What is the Drip Flotation Method?
Fire ant colonies are much more than just what is visible at the ground level, a large portion of these ant colonies are hidden underground. The nest portion that is above ground is used to regulate the temperature of ants and brood during parts of the day and through certain seasons. Because of the subterranean portion of the nest, it is difficult to get rid of an entire nest of fire ants. These ants, though, have adapted to flood survival and demonstrate some amazing perseverance when faced with a flood.
Generally, the drip flotation method is used for isolating a colony of ants to utilize for a study, but this also may be used in relocating or getting rid of a colony. To use this method, the directions are as follows.
- Obtain buckets. 5 gallon works fine. Coat the insides with baby powder, this prevents the ants from climbing up the sides.
- Early in the morning, dig up the ant colony and put the dirt into the buckets. Doing this early in the morning ensures the queens and brood are at ground level warming themselves up.
- Let the nests settle in the buckets for 24 hours or longer.
- Set the bucket up under an apparatus that has a slow drip, the slow drip allows time for the ants to evacuate. They will start coming to the surface with brood and will try climbing up the sides. Make sure the sides stay coated with baby powder.
- As the water fills the bucket up, the ants will have started forming rafts out of their bodies, creating enough surface area that they simply float atop the water. This may take anywhere from 4 to 8 hours, depending on the speed of the drip.

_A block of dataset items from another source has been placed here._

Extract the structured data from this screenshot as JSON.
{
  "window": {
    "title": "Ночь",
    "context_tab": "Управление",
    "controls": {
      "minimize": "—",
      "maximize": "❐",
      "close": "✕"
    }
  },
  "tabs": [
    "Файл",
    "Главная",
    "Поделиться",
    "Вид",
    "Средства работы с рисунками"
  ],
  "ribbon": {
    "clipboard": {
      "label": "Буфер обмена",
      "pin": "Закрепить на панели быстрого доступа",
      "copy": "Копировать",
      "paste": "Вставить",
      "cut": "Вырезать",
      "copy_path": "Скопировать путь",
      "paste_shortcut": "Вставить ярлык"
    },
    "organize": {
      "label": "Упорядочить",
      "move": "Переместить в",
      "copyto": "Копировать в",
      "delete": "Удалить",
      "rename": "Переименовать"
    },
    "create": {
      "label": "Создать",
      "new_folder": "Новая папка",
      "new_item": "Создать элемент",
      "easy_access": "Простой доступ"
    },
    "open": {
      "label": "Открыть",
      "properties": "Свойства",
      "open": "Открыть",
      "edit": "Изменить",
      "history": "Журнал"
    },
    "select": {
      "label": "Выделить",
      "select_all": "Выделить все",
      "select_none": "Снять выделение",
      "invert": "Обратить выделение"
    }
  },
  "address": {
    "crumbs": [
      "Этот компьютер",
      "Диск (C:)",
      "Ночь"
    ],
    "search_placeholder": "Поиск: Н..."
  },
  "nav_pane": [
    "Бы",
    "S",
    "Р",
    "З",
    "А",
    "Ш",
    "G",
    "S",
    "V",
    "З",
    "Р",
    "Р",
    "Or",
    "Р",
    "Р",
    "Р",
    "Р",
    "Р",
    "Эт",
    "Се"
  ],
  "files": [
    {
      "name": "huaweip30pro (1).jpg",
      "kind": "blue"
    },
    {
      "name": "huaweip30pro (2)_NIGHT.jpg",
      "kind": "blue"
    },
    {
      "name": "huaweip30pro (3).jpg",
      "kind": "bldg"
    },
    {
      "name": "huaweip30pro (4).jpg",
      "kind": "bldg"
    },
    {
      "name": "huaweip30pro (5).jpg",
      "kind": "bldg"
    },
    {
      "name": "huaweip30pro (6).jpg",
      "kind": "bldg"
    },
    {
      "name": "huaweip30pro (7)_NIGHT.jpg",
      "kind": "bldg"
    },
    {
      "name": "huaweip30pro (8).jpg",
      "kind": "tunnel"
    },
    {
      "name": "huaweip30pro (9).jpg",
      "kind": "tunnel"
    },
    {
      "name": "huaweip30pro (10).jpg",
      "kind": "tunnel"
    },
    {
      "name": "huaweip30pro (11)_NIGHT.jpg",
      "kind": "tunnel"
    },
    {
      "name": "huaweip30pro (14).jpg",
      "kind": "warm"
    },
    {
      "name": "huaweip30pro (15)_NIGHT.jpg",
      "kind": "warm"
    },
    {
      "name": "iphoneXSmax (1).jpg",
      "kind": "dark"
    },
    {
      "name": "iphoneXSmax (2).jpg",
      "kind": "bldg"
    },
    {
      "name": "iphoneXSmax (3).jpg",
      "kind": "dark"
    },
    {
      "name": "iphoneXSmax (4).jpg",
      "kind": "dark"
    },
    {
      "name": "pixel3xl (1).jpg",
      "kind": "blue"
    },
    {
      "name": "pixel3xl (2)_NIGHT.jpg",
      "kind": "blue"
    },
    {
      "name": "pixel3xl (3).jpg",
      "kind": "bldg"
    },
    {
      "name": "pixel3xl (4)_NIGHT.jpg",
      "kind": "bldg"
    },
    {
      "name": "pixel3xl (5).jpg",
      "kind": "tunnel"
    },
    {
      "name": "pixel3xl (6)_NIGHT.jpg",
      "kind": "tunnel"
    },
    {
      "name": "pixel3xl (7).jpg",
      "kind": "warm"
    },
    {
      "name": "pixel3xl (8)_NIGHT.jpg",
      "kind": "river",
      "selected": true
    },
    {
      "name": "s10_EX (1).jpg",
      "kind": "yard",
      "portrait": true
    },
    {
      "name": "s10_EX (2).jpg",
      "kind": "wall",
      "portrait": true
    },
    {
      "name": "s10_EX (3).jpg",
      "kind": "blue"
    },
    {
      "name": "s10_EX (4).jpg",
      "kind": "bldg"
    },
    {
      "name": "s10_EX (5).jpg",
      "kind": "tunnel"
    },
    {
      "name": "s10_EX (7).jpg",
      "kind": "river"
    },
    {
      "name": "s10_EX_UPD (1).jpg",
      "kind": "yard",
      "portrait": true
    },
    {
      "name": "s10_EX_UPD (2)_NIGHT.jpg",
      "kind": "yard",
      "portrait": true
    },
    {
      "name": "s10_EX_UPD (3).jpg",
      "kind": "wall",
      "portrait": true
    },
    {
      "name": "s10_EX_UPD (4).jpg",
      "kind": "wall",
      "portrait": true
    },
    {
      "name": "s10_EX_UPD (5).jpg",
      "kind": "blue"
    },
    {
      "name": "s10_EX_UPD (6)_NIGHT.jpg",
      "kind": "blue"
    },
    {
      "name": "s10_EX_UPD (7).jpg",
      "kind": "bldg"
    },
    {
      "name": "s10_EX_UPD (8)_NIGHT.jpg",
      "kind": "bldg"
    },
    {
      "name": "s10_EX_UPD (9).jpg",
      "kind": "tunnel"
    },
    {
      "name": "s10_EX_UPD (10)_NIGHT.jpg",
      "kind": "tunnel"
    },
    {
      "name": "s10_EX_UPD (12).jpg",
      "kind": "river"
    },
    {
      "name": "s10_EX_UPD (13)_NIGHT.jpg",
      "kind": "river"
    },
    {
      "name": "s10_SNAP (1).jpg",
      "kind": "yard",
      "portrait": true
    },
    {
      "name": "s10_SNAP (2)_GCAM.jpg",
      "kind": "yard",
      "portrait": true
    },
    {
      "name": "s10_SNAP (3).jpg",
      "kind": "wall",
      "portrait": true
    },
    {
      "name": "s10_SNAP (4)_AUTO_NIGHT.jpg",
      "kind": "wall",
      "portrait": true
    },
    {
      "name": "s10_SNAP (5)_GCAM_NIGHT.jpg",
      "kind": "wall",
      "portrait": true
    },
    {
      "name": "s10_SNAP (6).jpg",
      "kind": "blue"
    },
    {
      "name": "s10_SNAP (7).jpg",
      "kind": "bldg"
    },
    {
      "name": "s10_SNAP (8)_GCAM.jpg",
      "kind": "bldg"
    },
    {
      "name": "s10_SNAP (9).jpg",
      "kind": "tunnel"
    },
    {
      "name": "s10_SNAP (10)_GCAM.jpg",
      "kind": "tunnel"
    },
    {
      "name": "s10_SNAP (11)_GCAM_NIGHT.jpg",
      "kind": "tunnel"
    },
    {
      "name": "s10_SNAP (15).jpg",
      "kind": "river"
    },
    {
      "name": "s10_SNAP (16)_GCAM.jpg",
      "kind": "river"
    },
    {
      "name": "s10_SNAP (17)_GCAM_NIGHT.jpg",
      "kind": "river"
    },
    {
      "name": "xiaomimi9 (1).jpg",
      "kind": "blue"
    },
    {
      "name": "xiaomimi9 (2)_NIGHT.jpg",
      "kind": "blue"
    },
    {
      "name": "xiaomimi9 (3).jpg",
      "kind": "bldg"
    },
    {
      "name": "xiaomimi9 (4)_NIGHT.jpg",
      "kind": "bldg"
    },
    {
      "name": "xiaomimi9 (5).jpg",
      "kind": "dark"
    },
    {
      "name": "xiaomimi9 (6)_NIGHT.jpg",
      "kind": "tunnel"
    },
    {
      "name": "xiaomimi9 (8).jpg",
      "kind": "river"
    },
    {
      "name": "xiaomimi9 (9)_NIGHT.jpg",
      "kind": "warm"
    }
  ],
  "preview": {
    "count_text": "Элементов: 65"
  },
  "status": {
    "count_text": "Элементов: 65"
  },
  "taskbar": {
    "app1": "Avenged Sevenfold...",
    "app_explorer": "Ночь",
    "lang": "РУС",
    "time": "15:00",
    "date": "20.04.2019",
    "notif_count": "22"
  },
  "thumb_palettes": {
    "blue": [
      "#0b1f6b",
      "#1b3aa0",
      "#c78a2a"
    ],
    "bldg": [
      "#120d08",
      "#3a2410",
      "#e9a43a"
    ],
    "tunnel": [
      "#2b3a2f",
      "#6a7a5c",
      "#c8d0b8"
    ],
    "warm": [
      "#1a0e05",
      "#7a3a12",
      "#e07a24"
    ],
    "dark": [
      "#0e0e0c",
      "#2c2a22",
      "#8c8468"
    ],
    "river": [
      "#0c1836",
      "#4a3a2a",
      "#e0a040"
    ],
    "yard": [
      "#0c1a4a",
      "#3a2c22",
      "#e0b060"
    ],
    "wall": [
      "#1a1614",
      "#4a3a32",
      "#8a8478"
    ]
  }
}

After the raft is formed, they may be scooped out with a strainer or a cup and it is up to the individual how to proceed. Ants may be exterminated or relocated.
It may be possible to flood the ants out of their colony while they are still in the ground. A wall would need to be formed around the colony to keep the water isolated, and water would need to be introduced at a more rapid pace, as the ants do utilize the raft formation when faced with natural flash flooding. The ground would need to be completely saturated, so in the middle of the day this method may be less effective than proceeding with the original method of digging the colony out, because the water will be absorbed. If the process is done early in the day, it is possible that the ants are in the top portion of the nest, therefor flooding them out may be easier. The choice is up to the person employing the method, and one way might be easier than the other.
Why do Ants Form a Raft?
Social animals like ants, when put in harm’s way, are able to work together to raise the survival and welfare of the group. Ants do this by building rafts out of their bodies and utilizing the buoyancy of the brood and quick recovery of worker ants, which minimizes injury or death. While doing this, the worker ants have the queen ant placed in the middle of the raft and is protected on all sides. Although it would seem extremely risky, workers and brood have high survival rates after they have rafted, and occupying the base of the raft is not any more risky than the top. This is why ants have adapted to rafting when faced with a flood.
This rafting method is especially helpful to individuals working in their yard to rid it of fire ants. When flooded out of their colonies, the ants end up all in one place to form a raft, making it easier for the gardener to isolate them and relocate or exterminate them. The ants may be scooped up with anything from a kitchen strainer to a measuring cup, anything that is easily accessible. The disposal of the fire ants is up to the individual, they may relocate them to a more convenient (or out of the way) part of the yard, or they may choose to exterminate them completely.